Due to the restrictions on gatherings brought on by the pandemic, however, the possibility to premiere the new tracks as they beg to be premiered — to a swarm of dancing people in a dark, crowded room — was lost to Reichwald and Tokdemir.
Therein lies the final contrast that defines “Good Luck” — at least for the current moment.
“We [still] wanted to do something that's actually like a real event so that it feels like this happened,” said Reichwald. “Because otherwise, we would just release the album [and] it would be some numbers online.”
The livestream concert to launch the album, dubbed “YEAR0001's bladee & Mechatok’s Extreme Good luck frequency #9DExperience Attract good luck TODAY!!! Unexpected rewards (It Really Works)” took place on December 10.
The show featured the pair in their (digital) element, as Tokdemir guided the audience through seamless transitions in his DJing and Reichwald slouched around the stage in a long fur coat and dark sunglasses.
“Bladee looks like he walked out of the matrix,” one fan wrote in the live event’s chat.
While the show proved a memorable way to cement the album’s arrival provided the circumstance, the virtual experience of watching the pair light up a screen was a far cry from the visceral reality of a concert or club space. Towards the beginning of the performance, the act of experiencing the club-ready music paired with the two-dimensional, digital space felt like watching a fish out of water. The show’s colorful and dynamic visuals, impressively projected across the entire room the duo performed in, fell flat when viewed through a laptop screen.
Reichwald and Tokdemir performed as they would for any show, with Tokdemir anchored to a neon-accented soundboard and Reichwald promenading unbothered across the stage as he sang, but it was obvious that the infectious energy that comes from an in-person audience was lacking.
As the show progressed, however, the effortlessly danceable tracks like “God” and “Into One” took over. Even sitting on a desk chair watching the show, it was impossible not to want to move to their saccharine beats.

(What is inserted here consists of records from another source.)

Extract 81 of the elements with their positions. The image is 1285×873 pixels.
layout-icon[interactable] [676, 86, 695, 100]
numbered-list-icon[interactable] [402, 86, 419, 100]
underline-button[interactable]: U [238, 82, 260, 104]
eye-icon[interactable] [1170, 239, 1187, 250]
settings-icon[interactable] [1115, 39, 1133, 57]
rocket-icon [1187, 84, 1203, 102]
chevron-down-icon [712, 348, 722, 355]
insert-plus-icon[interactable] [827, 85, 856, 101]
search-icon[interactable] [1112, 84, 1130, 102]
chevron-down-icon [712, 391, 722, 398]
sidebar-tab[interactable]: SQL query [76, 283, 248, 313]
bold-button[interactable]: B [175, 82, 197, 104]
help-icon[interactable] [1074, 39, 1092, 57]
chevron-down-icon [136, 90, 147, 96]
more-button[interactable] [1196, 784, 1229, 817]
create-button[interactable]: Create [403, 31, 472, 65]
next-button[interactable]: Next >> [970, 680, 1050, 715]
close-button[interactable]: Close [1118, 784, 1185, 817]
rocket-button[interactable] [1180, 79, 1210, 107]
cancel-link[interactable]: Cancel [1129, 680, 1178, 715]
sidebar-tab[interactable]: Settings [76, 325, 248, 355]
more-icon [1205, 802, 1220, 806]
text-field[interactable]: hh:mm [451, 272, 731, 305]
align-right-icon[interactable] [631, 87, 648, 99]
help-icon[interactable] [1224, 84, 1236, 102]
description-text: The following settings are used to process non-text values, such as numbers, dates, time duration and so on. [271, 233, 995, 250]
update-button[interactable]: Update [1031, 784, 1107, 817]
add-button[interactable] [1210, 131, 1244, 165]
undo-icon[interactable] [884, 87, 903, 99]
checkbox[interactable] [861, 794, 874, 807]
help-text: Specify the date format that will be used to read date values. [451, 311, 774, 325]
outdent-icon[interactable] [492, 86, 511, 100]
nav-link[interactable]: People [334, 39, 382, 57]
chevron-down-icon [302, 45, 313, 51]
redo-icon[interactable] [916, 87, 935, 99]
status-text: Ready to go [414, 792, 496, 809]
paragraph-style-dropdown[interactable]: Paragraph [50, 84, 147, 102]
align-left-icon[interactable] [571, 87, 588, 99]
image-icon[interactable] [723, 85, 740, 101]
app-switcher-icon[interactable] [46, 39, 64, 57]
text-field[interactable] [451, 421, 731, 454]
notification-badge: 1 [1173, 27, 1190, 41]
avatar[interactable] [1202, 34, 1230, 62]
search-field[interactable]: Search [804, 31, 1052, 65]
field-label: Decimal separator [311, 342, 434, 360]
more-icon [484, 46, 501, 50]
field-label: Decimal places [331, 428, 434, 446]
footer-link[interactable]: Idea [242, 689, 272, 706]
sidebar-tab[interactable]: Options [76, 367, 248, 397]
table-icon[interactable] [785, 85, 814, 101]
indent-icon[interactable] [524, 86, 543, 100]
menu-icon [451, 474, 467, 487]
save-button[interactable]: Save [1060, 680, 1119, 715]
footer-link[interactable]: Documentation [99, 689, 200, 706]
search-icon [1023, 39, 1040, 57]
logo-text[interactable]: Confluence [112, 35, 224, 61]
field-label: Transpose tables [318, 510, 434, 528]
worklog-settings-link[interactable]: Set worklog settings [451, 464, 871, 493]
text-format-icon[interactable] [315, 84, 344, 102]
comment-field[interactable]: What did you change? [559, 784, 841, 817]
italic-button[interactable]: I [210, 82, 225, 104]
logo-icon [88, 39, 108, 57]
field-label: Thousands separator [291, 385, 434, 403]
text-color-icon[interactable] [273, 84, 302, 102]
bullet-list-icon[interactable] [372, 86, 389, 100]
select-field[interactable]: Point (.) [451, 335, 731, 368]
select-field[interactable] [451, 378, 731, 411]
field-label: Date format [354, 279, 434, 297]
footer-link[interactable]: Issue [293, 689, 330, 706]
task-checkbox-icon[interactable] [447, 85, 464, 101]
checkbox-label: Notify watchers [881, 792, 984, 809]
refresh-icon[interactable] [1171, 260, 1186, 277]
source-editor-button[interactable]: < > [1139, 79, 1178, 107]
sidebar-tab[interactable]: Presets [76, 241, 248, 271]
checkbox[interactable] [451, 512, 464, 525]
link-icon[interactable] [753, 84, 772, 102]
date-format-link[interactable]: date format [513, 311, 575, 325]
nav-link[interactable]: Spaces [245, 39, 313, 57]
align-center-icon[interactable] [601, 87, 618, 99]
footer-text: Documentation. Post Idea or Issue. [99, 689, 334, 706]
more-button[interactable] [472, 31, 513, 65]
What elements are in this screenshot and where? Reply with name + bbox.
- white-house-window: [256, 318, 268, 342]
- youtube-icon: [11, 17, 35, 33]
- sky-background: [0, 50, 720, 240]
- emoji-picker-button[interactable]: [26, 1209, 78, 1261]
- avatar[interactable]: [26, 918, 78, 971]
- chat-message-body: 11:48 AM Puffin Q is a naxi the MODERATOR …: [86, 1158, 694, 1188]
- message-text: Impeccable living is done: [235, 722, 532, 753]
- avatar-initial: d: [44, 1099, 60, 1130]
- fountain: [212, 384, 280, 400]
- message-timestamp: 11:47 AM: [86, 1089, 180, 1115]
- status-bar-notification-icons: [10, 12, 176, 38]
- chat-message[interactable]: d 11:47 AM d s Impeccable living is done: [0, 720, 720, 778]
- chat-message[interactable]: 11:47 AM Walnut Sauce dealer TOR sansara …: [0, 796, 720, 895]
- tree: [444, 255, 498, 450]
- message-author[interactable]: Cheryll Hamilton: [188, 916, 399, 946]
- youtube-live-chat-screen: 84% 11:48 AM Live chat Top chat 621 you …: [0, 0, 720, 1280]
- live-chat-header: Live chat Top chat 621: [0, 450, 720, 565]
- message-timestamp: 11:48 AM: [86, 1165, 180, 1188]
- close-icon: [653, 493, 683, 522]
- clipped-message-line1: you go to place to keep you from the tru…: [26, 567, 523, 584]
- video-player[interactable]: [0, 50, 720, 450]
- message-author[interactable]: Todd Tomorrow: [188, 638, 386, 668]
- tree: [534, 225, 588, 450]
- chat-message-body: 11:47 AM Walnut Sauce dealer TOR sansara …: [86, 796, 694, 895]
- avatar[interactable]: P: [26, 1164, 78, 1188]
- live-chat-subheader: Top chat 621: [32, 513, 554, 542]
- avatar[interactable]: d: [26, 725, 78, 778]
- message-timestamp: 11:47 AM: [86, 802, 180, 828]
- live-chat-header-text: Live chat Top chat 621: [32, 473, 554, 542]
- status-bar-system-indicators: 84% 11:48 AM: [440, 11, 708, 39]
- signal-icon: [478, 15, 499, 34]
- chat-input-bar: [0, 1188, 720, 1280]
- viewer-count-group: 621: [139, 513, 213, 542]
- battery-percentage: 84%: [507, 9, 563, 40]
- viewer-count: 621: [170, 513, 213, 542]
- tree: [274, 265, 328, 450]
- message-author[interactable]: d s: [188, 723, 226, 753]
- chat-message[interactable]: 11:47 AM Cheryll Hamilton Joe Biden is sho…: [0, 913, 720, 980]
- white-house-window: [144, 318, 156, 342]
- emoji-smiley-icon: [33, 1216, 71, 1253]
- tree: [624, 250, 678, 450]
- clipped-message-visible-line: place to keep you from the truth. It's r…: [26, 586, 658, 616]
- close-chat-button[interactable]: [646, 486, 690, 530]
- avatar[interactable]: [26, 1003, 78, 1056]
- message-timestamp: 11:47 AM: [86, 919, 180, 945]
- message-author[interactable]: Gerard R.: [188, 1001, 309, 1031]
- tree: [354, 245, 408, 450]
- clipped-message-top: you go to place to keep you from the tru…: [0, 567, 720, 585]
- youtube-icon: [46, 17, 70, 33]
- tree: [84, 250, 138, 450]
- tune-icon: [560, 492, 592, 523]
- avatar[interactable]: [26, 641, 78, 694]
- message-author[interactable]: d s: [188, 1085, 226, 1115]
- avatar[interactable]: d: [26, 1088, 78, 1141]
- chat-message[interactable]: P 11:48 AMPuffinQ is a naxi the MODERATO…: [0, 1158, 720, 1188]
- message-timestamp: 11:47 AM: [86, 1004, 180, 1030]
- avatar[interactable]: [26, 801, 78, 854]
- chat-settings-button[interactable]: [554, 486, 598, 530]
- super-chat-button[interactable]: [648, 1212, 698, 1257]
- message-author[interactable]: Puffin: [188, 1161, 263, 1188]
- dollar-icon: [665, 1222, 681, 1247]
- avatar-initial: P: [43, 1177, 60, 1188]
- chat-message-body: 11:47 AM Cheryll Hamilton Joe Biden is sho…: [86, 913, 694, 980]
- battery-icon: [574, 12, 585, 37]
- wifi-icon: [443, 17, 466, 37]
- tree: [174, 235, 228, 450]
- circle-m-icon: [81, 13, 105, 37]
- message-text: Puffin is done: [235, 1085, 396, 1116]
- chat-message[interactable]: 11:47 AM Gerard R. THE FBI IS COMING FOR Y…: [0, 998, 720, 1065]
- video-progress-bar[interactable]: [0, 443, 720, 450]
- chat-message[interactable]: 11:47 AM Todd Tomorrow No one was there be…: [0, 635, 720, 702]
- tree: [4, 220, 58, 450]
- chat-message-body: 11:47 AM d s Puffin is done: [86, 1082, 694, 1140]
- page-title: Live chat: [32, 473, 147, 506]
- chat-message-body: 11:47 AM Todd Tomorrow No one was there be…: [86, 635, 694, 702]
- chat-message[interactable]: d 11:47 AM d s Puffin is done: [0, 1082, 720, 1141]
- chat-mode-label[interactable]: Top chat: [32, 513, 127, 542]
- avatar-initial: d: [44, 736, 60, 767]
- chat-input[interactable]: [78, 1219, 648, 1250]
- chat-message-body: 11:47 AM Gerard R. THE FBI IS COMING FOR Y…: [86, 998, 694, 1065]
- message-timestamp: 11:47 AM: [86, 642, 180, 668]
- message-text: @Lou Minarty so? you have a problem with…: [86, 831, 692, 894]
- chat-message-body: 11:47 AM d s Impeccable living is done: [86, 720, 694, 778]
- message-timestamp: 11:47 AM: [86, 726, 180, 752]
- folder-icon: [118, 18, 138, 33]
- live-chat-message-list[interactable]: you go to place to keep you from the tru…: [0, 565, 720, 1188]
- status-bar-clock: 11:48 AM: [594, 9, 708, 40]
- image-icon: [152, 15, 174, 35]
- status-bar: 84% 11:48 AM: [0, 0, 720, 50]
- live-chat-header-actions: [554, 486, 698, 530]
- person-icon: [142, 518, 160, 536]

The chat function of the livestream, too, became perpetually flooded with fans’ comments, creating a virtual surrogate for the community-driven concert experience. By the time the duo had reached their last song, “Grace,” the energy in the chat was palpable — creating the exact environment and point of catharsis for the album that Reichwald and Tokdemir had envisioned. Even after the screen went black and the two walked off the virtual stage, the chat remained active for the next 10 minutes, flooded with messages from Drainers and cementing “Good Luck”’s standing as an album that was able to transcend the immediate circumstance of the pandemic, just as Reichwald and Tokdemir were able to when writing it.
In terms of what’s next for the artists, the most they could say was that there’s a lot to come. “It’s hard to specify but definitely a lot of stuff,” Tokdemir said.
“[We] can’t stop working,” Reichwald added. “I think next year will be fun and great for music for both of us.”